My father, Jose Sulaiman, a son of an immigrant Lebanese father and an immigrant Syrian mother, grew up in Ciudad Valles, a small town in San Luis Potosi State in Mexico.
He worked with grandpa Elias as his “gofer” since he was nine, and some of his friends were boxers. One memorable day he went to the boxing arena, The Palenque, mostly used for cockfight tournaments, and as he tried to enter the man stopped him and asked him to present his ticket. Since he didn´t have a ticket nor money to buy one, he was offered to participate in the “hors d’oeuvres” challenge. He accepted without knowing what it meant. Once inside they put him inside the ring, took off his shirt and put boxing gloves on him, and he was there having to punch another kid who had done nothing wrong to him. Don Jose always said that the fight was even, but he definitively won in collecting the pennies thrown into the ring because he took off his gloves and the other kid didn´t.
That night his passion for boxing was born and would stay with him until the day he passed away at the age of 82. His best friends in his childhood were boxers, so he learned first hand what being a boxer meant: the sacrifice, the abuse, the dangers. He eventually retired after a broken jaw and nose and served in the boxing commission doing everything possible in boxing, even as a ring announcer, referee and assistant ring doctor .
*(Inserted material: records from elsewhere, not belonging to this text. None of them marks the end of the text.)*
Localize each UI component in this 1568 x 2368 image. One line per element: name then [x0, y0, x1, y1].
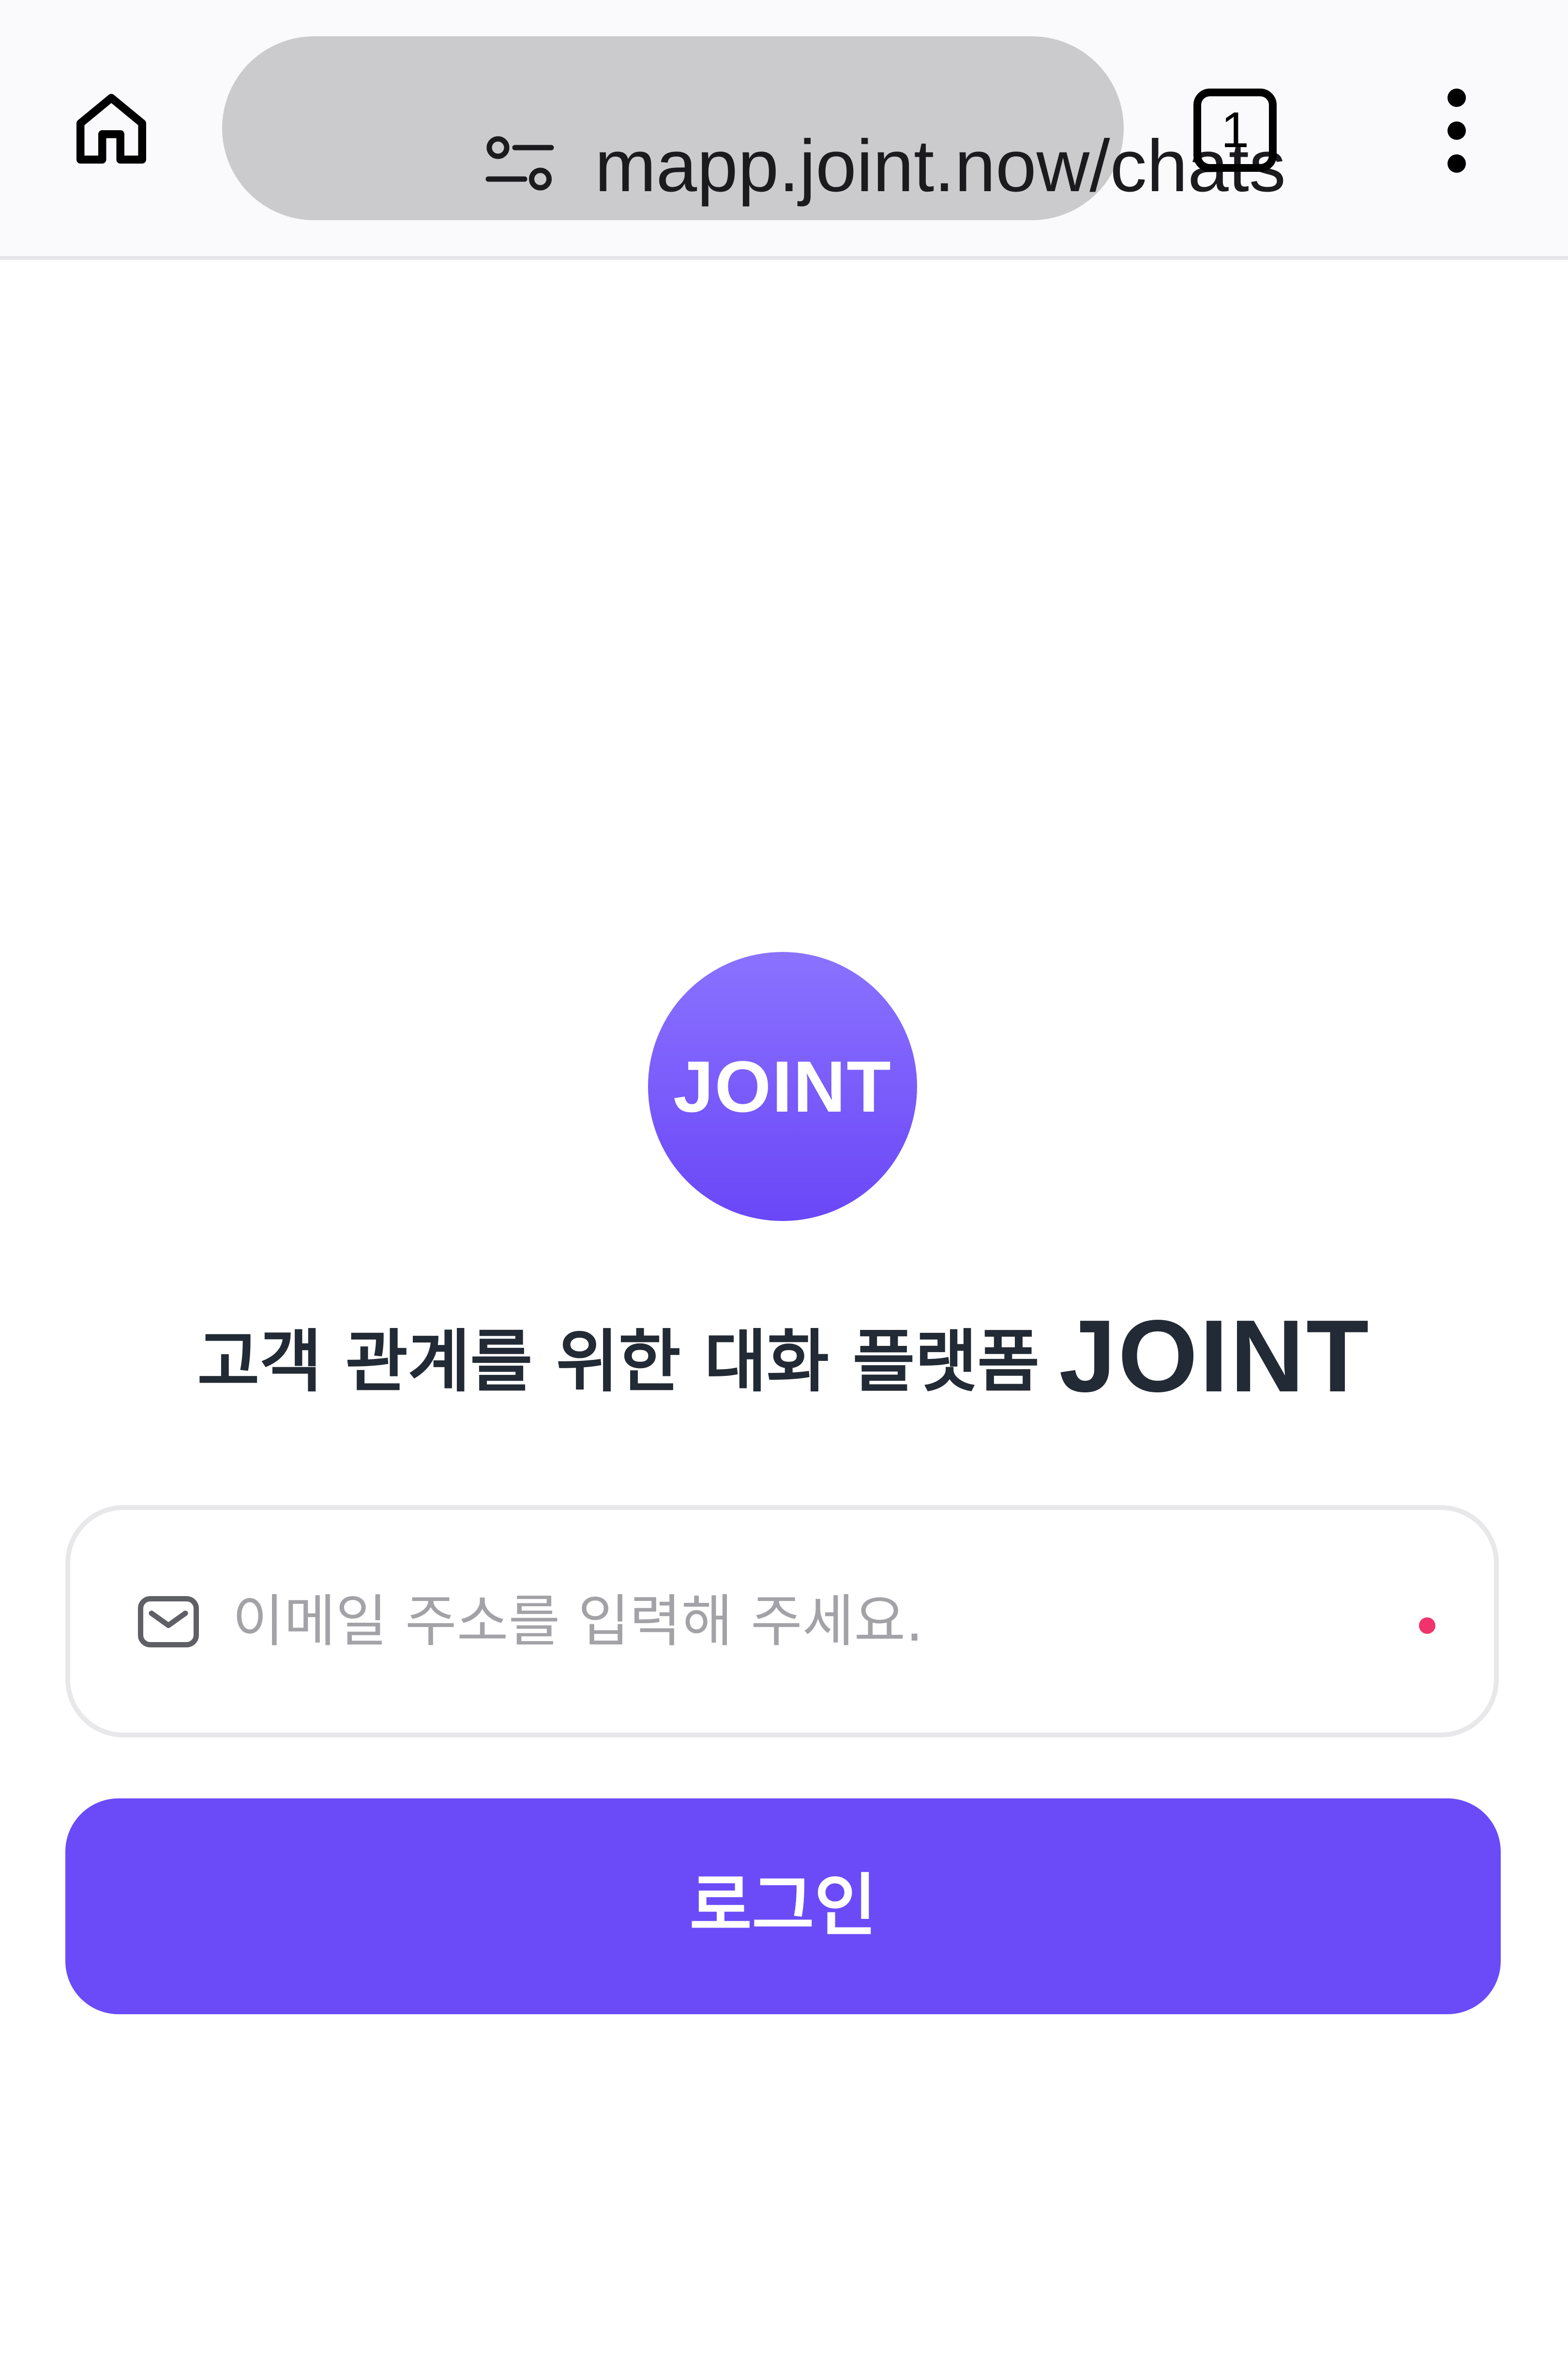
- mail-icon: [137, 1595, 200, 1649]
- headline-tagline: 고객 관계를 위한 대화 플랫폼: [197, 1323, 1040, 1402]
- page-headline: 고객 관계를 위한 대화 플랫폼 JOINT: [0, 1297, 1568, 1413]
- address-bar[interactable]: mapp.joint.now/chats: [222, 36, 1286, 220]
- required-indicator: [1419, 1617, 1435, 1634]
- logo-text: JOINT: [673, 1046, 892, 1127]
- joint-logo: JOINT: [648, 952, 917, 1221]
- login-button[interactable]: 로그인: [65, 1798, 1501, 2014]
- home-icon[interactable]: [68, 85, 155, 172]
- email-field[interactable]: [65, 1505, 1499, 1737]
- tab-switcher-button[interactable]: 1: [1193, 89, 1277, 172]
- url-text: mapp.joint.now/chats: [595, 125, 1286, 207]
- headline-brand: JOINT: [1059, 1298, 1371, 1413]
- tab-count: 1: [1221, 102, 1249, 158]
- more-vert-icon[interactable]: [1420, 87, 1493, 174]
- email-input[interactable]: [232, 1573, 1345, 1670]
- browser-toolbar: mapp.joint.now/chats 1: [0, 0, 1568, 260]
- site-settings-icon[interactable]: [483, 133, 556, 196]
As a teenager he boarded a Greyhound bus in a journey that also marked his life, going from Brownsville, Texas, to Boston, Massachusetts. It was then that he learned about racism. He was surprised to see bus, bathroom, and restaurant sections marked with the words “COLORED,” and the so many instances and actions against those who were not white. In the late 1960s he was appointed supervisor by the WBC for a fight in South Africa. He flew from New York to Johannesburg and on the same flight was one of the fighters who was going to compete, a black fighter. They spoke the whole flight. Upon arriving in South Africa, the fighter was taken and for the rest of the trip was isolated going to different hotel sections and different restaurants. The night of the fight he was awarded a certificate as “honorary white” in order to climb into the ring and perform.
The first action Don Jose took after being elected WBC President in 1975 was to expel South Africa from boxing and began a ban on any fighter, promoter, manager or entity who supported Apartheid. This action led to having the United Nations present a citation to Jose Sulaiman, and to have Nelson Mandela open the WBC Annual Convention in Johannesburg in 1998.
My father dedicated his life to boxing and gave up everything to serve the sport of his love. All boxers were like his sons and daughters, and he suffered constantly to see the drama inside the ring, but most importantly what happens outside of it. To see such great heroes of the ring who consistently fall into hard times, suffering depression, poverty, and living in misery, but keeping their pride until the last day .
Destiny brought him together with another dreamer. My friend, Salvador Briman, arranged a meeting between my father and the president of the luxury watch company Hublot. After five minutes of conversation and a handshake, a great friendship was born and Hublot created 12 unique pieces to celebrate 12 of the greatest fighters in history. With most of them present at the Bellagio Hotel, the auction generated the dream figure of 1 millon dollars !!!! Yes, Foreman, Tyson, Leonard, Duran, Chavez, Lennox, Fenech, Azumah, Holmes, Hearns, de la Hoya, and Norton joined the WBC and Hublot to generate the million dollars seed money which was deposited at the Nevada Community Foundation in its entirety.
My father described this accomplishment as his dream come true. Now, the Jose Sulaiman Champions Fund has been helping many fighters from all around the world in specific needs of housing, medical, rehab, and other necessities.
Telmex – the Telcel Foundation through Don Carlos Slim has joined the efforts to have ways of helping fighters who have fallen on hard times. A $750,000 grant over five years is committed, and many referees and local boxing commissions have supported the program. In the United States, California, Texas, Alabama, New Mexico, New York, Illinois, Washington, Colorado, and Puerto Rico have participated. Ironically, Nevada does not, and it is precisely in Nevada where the fund is hosted.
Many people and companies have also supported the fund, and the WBC will continue to raise as many funds as possible in order to be able to provide aid to as many as possible .
The yearly application process in now taking place. We encourage anyone who knows a boxer who is in need to reach out and apply. Simply contact the Nevada Community Foundation or Alberto Leon, who has run the program on behalf of the WBC with exemplary dedication.
I have just arrived in Boston – not on a Greyhound, but at Logan Airport. My son Jose is starting high school in Massachusetts and he will certainly begin to dream as his search for destiny starts the day we say goodbye and see him walk on his own looking for the path of success.